Warren looked at him. “You’re right. But if there was a door like that, why didn’t she tell us?”

Pinky shrugged, then flushed as he realized what Warren was implying. “You think Sylvie Weber…?”

“I don’t know what I think,” Warren said. “Anyway, if someone hit him on the head and then dragged his body over and set the fire, it must have been someone who was determined, who felt they had a good reason to murder him. And someone fairly strong.”

If he was murdered,” Pinky pointed out. “That report only says he could have been.”

“Dammit, you’re right,” Warren said. If, if, if. He felt a sudden flash of frustration. He needed something to go on. Something solid. And right now, the most solid thing he had was that man in the woods, the one who had been watching them after they responded to the second fire. He told Pinky about his realization that wanting to get hold of the Webers’ farm could have been a motive for murder too.

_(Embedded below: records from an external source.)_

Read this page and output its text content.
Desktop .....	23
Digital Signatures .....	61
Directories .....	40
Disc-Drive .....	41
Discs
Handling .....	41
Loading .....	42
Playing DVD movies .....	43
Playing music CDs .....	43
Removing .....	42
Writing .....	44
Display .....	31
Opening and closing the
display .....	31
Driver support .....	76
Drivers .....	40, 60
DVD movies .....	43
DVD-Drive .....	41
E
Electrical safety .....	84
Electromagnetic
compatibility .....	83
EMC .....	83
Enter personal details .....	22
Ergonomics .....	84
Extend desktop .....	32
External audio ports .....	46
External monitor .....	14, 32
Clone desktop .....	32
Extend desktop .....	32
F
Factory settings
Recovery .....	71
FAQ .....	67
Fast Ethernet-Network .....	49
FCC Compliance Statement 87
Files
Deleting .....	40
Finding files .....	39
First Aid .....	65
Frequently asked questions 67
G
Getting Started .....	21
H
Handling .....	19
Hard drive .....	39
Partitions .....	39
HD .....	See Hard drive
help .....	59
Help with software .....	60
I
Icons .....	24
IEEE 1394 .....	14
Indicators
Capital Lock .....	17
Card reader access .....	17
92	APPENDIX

Warren sighed. Outside the barracks, the dark had closed in, just a few streaks of yellow-and-gray sunset in the sky. “It’s late, Pinky,” he said. “It’s been a long day and I need some supper and a night of real sleep. But tomorrow I want to go talk to those farmers who wanted Weber’s land and I’d like you to come with me. Sylvie Weber said there was bad blood there. If someone did kill him, it’s got to be someone with a motive like that.”

Pinky looked delighted at the new angle. This was the stuff, real investigation. This was what he’d imagined when he’d thought about assisting the new detective, Warren thought, a real lead, a new thread to pull.

Just wait until he experienced the way the threads of an investigation could unravel before you, though, just like a sweater caught on a nail.